Chandra mengabari saya lewat SMS. Sobat S2 saya itu yang saya kenal betul sering kelewatan bercanda membuat saya ragu apakah kabar pengumuman final CPNS darinya betulan ataukah fiksi belaka. Kami memang terbiasa berfantasi yang tak jelas ujung dan pangkalnya.
'Beneran, Chan?' tanya saya waktu itu.
'Lihat saja, Om!' jawab Chandra. Dia memanggil saya 'om' sama seperti teman saya yang lain. Aslinya saya tak menerimanya karena beranggapan itu olok olokan. Namun setelah saya resapi, itu panggilan kesayangan mereka dengan harapan perut saya membuncit laiknya om om.
Otak saya terpacu dan menyuruh badan saya lari ke komputer milik kantor adik saya. Eror komputer tak bisa menyala! Sial sekali. Jantung saya berdegup kencang karena harapan saya begitu besar pada tes CPNS 2014 ini. Jika saya tak lulus, tamatlah sudah karir saya. Usia saya sudah tak seksi lagi untuk masuk ke perusahaan. Pikiran saya cuma satu kala itu: jika tidak lulus, saya akan fokus berwirausaha.
Imijanasi saya kacau sore itu ditambah kuota internet saya habis. Berkali kali saya coba perbaiki komputer adik saya namun nihil hasilnya. Batin saya berontak dan mengatakan keras keras kalau saya tidak lulus. Mati saya! Secara jujur, saya tak menguasai pribadi saya. Rapuh sekali jiwa saya. Gontai.

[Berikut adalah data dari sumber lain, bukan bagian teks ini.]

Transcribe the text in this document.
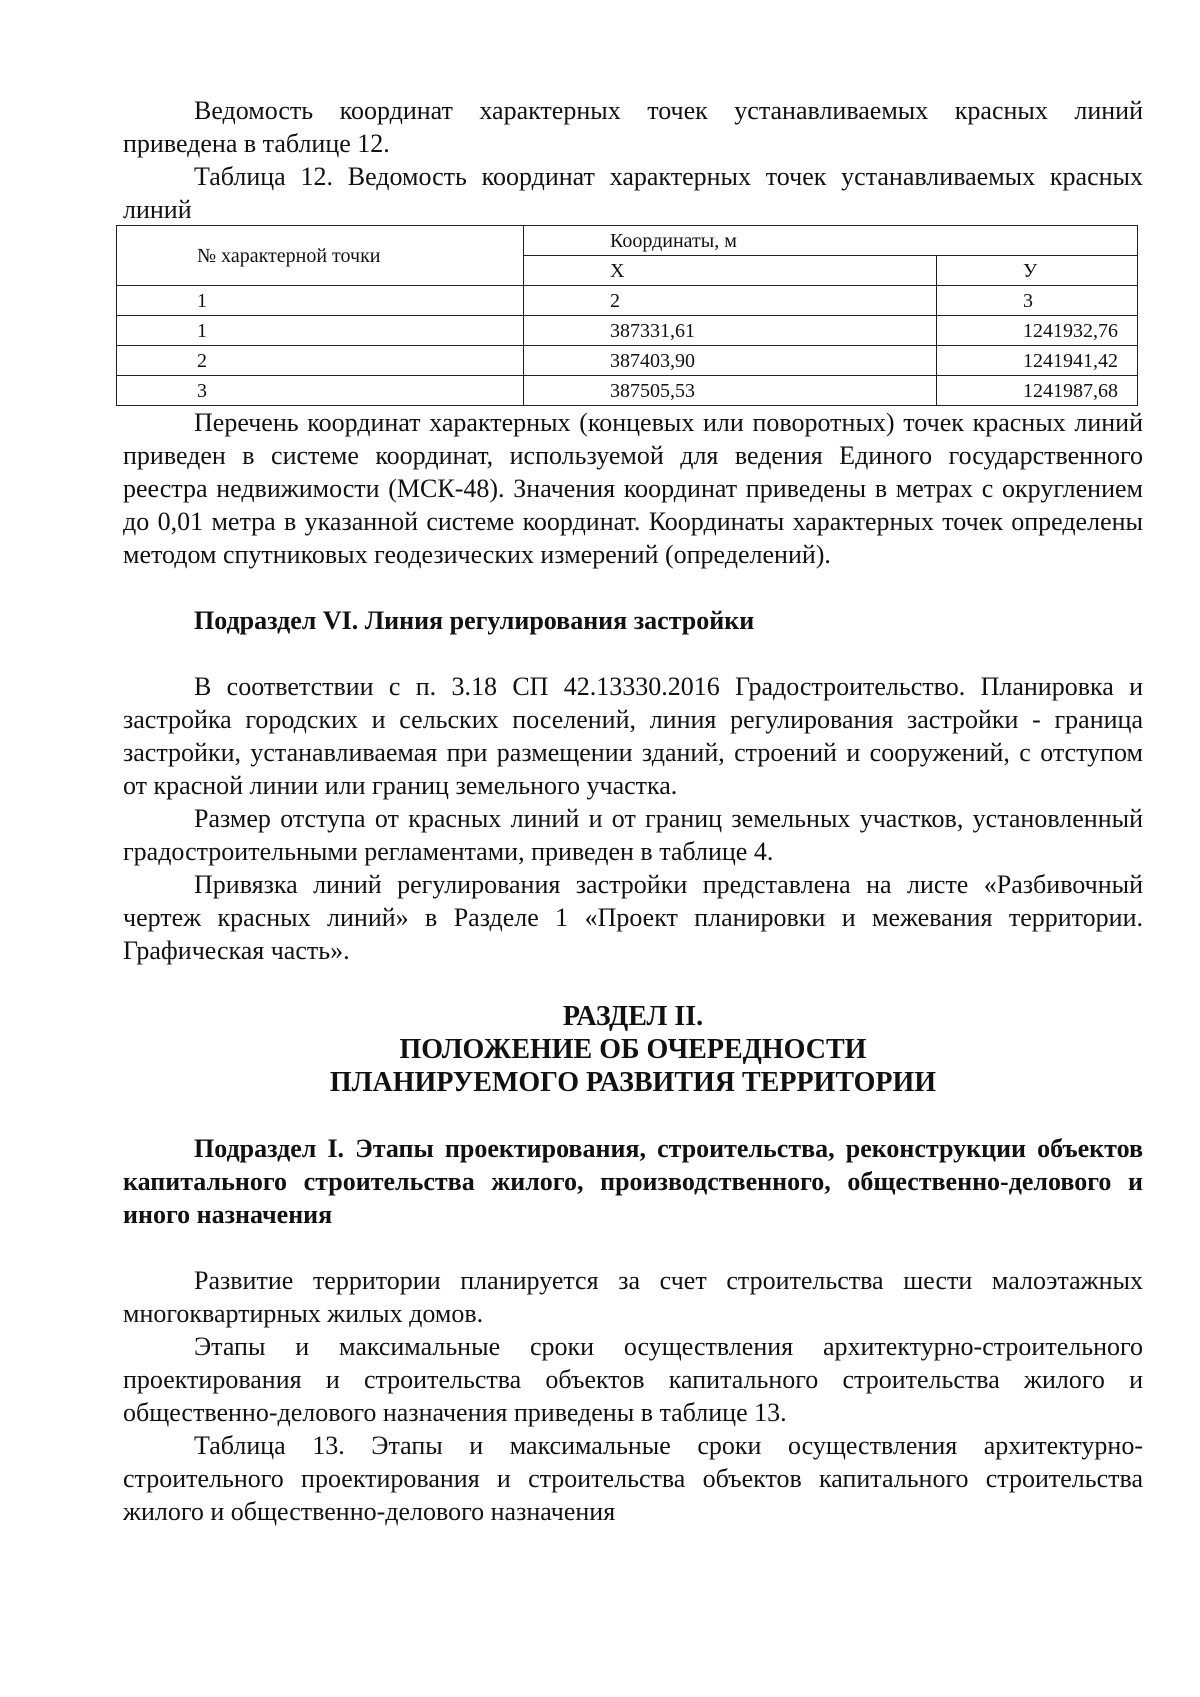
Ведомость координат характерных точек устанавливаемых красных линий приведена в таблице 12.

Таблица 12. Ведомость координат характерных точек устанавливаемых красных линий

№ характерной точки	Координаты, м	
	Х	У
1	2	3
1	387331,61	1241932,76
2	387403,90	1241941,42
3	387505,53	1241987,68

Перечень координат характерных (концевых или поворотных) точек красных линий приведен в системе координат, используемой для ведения Единого государственного реестра недвижимости (МСК-48). Значения координат приведены в метрах с округлением до 0,01 метра в указанной системе координат. Координаты характерных точек определены методом спутниковых геодезических измерений (определений).

Подраздел VI. Линия регулирования застройки

В соответствии с п. 3.18 СП 42.13330.2016 Градостроительство. Планировка и застройка городских и сельских поселений, линия регулирования застройки - граница застройки, устанавливаемая при размещении зданий, строений и сооружений, с отступом от красной линии или границ земельного участка.

Размер отступа от красных линий и от границ земельных участков, установленный градостроительными регламентами, приведен в таблице 4.

Привязка линий регулирования застройки представлена на листе «Разбивочный чертеж красных линий» в Разделе 1 «Проект планировки и межевания территории. Графическая часть».

РАЗДЕЛ II.
ПОЛОЖЕНИЕ ОБ ОЧЕРЕДНОСТИ
ПЛАНИРУЕМОГО РАЗВИТИЯ ТЕРРИТОРИИ

Подраздел I. Этапы проектирования, строительства, реконструкции объектов капитального строительства жилого, производственного, общественно-делового и иного назначения

Развитие территории планируется за счет строительства шести малоэтажных многоквартирных жилых домов.

Этапы и максимальные сроки осуществления архитектурно-строительного проектирования и строительства объектов капитального строительства жилого и общественно-делового назначения приведены в таблице 13.

Таблица 13. Этапы и максимальные сроки осуществления архитектурно-строительного проектирования и строительства объектов капитального строительства жилого и общественно-делового назначения
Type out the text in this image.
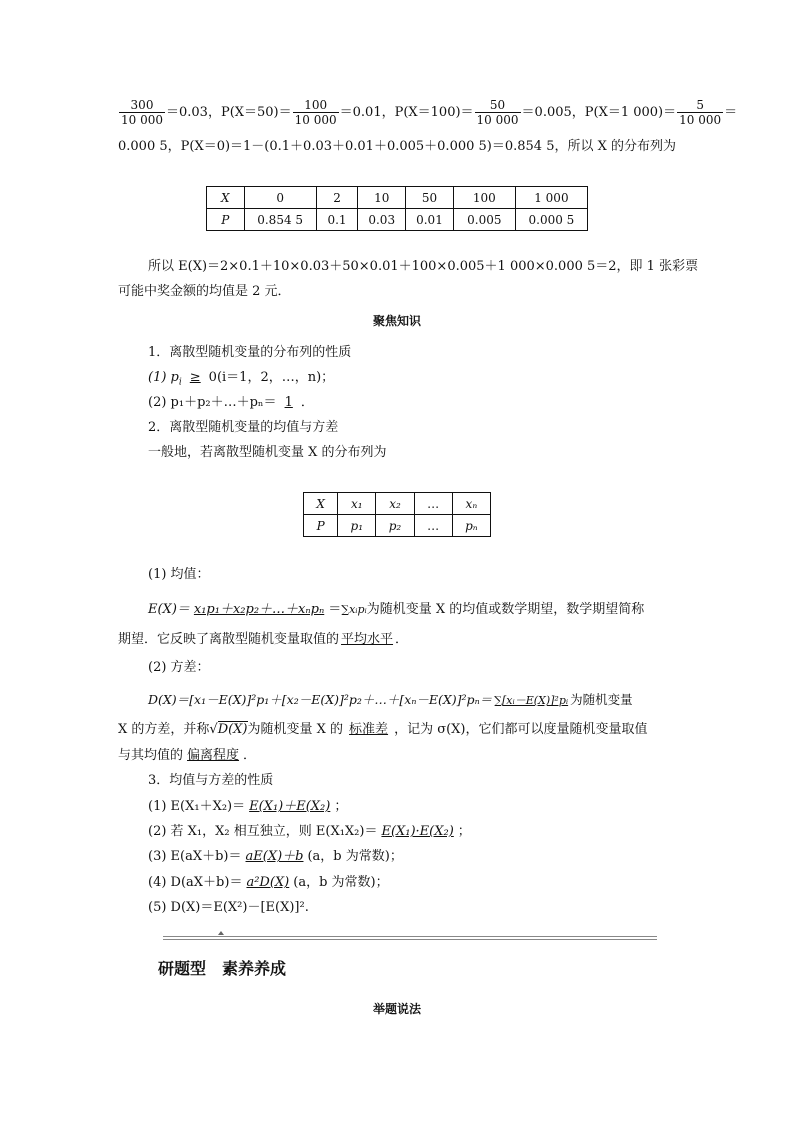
$\frac{300}{10 000} =0.03$，$P(X=50)= \frac{100}{10 000} =0.01$，$P(X=100)= \frac{50}{10 000} =0.005$，P(X＝1 $000)= \frac{5}{10 000}$ ＝
0.000 5，P(X＝0)＝1－(0.1＋0.03＋0.01＋0.005＋0.000 5)＝0.854 5，所以 X 的分布列为
X	0	2	10	50	100	1 000
P	0.854 5	0.1	0.03	0.01	0.005	0.000 5
所以 E(X)＝2×0.1＋10×0.03＋50×0.01＋100×0.005＋1 000×0.000 5＝2，即 1 张彩票
可能中奖金额的均值是 2 元．
聚焦知识
1．离散型随机变量的分布列的性质
(1) $p_i \ge 0(i=1$，2，…，n)；
(2) p₁＋p₂＋…＋pₙ＝ 1 ．
2．离散型随机变量的均值与方差
一般地，若离散型随机变量 X 的分布列为
X	x₁	x₂	…	xₙ
P	p₁	p₂	…	pₙ
(1) 均值：
E(X)＝ x₁p₁＋x₂p₂＋…＋xₙpₙ ＝∑xᵢpᵢ为随机变量 X 的均值或数学期望，数学期望简称
期望．它反映了离散型随机变量取值的 平均水平 ．
(2) 方差：
D(X)＝[x₁－E(X)]²p₁＋[x₂－E(X)]²p₂＋…＋[xₙ－E(X)]²pₙ＝ ∑[xᵢ－E(X)]²pᵢ 为随机变量
X 的方差，并称√D(X)为随机变量 X 的 标准差 ，记为 σ(X)，它们都可以度量随机变量取值
与其均值的 偏离程度 ．
3．均值与方差的性质
(1) E(X₁＋X₂)＝ E(X₁)＋E(X₂) ；
(2) 若 X₁，X₂ 相互独立，则 E(X₁X₂)＝ E(X₁)·E(X₂) ；
(3) E(aX＋b)＝ aE(X)＋b (a，b 为常数)；
(4) D(aX＋b)＝ a²D(X) (a，b 为常数)；
(5) D(X)＝E(X²)－[E(X)]².
研题型 素养养成
举题说法
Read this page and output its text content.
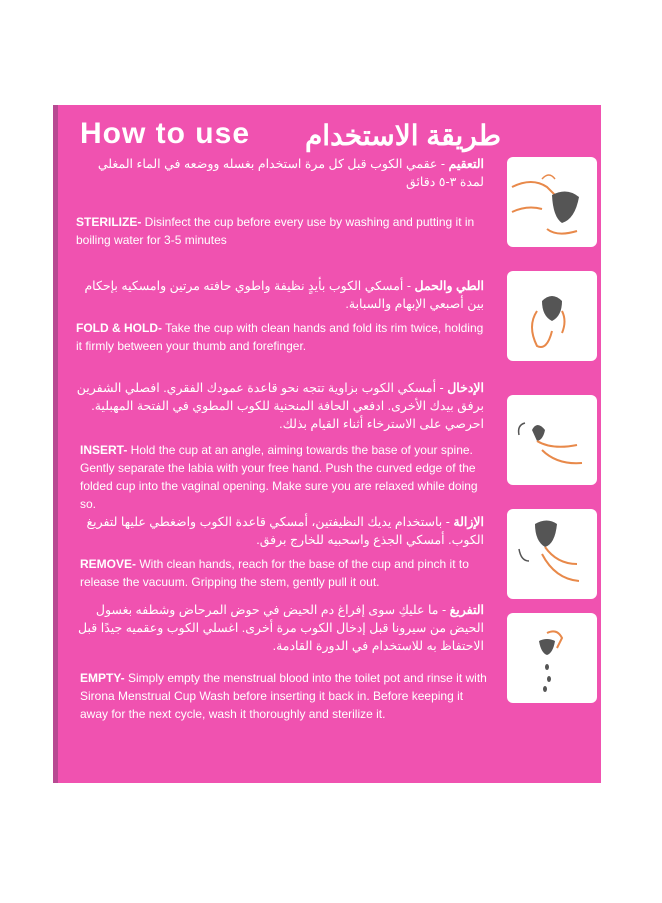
How to use طريقة الاستخدام
التعقيم - عقمي الكوب قبل كل مرة استخدام بغسله ووضعه في الماء المغلي لمدة ٣-٥ دقائق
STERILIZE- Disinfect the cup before every use by washing and putting it in boiling water for 3-5 minutes
الطي والحمل - أمسكي الكوب بأيدٍ نظيفة واطوي حافته مرتين وامسكيه بإحكام بين أصبعي الإبهام والسبابة.
FOLD & HOLD- Take the cup with clean hands and fold its rim twice, holding it firmly between your thumb and forefinger.
الإدخال - أمسكي الكوب بزاوية تتجه نحو قاعدة عمودك الفقري. افصلي الشفرين برفق بيدك الأخرى. ادفعي الحافة المنحنية للكوب المطوي في الفتحة المهبلية. احرصي على الاسترخاء أثناء القيام بذلك.
INSERT- Hold the cup at an angle, aiming towards the base of your spine. Gently separate the labia with your free hand. Push the curved edge of the folded cup into the vaginal opening. Make sure you are relaxed while doing so.
الإزالة - باستخدام يديك النظيفتين، أمسكي قاعدة الكوب واضغطي عليها لتفريغ الكوب. أمسكي الجذع واسحبيه للخارج برفق.
REMOVE- With clean hands, reach for the base of the cup and pinch it to release the vacuum. Gripping the stem, gently pull it out.
التفريغ - ما عليكِ سوى إفراغ دم الحيض في حوض المرحاض وشطفه بغسول الحيض من سيرونا قبل إدخال الكوب مرة أخرى. اغسلي الكوب وعقميه جيدًا قبل الاحتفاظ به للاستخدام في الدورة القادمة.
EMPTY- Simply empty the menstrual blood into the toilet pot and rinse it with Sirona Menstrual Cup Wash before inserting it back in. Before keeping it away for the next cycle, wash it thoroughly and sterilize it.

Ibu ada di kamar mandi sedang bernyanyi nyanyi sambil bersiul dan merawat tubuhnya. Saya lemas dan mundur dari komputer untuk duduk di sofa rumah. Mungkin saya lelah dan butuh piknik, jawab hati saya. Ada teh di meja, masih hangat, lantas saya seruput tak peduli itu sisa milik tamu bapak tadi. Ibu semakin keras menjeritkan dirinya, begitulah kebiasaannya seolah membunuh kekecewaan tak mampu jadi biduan dangdut di masa remajanya.
'Gusti ... saya lupa colokin kabelnya! Pantas belum nyala!' seru saya.
Ibarat maju ke medan perang, saya tak bawa senjata dan bermodal tubuh saja. Lawan mudah menyungkurkan saya. Sore itu memang saya tak terkendali. Segera saya bangkit dari sofa melangkah ke komputer.Telunjuk saya memencet tombol power.
'LULUS!' teriak saya menggetarkan eternit rumah.

'Lulus CPNS, Bu!'
'Apa?! Benar ora?'
'Benar, Bu!'
Rumah gempar karena kelulusan saya yang bak bintang jatuh. Bapak yang sampai rumah membawa belanjaan langsung melemparkannya dan mencium lantai alias sujud syukur. Air mata membanjir dari mata mata berbulu lentik kami. Semua berangkulan merayakan kegembiraan ini.
'Doa kita terkabul, Le!' ujar bapak sesenggukan.
'Makasih doanya, Pak Bu.' kata saya.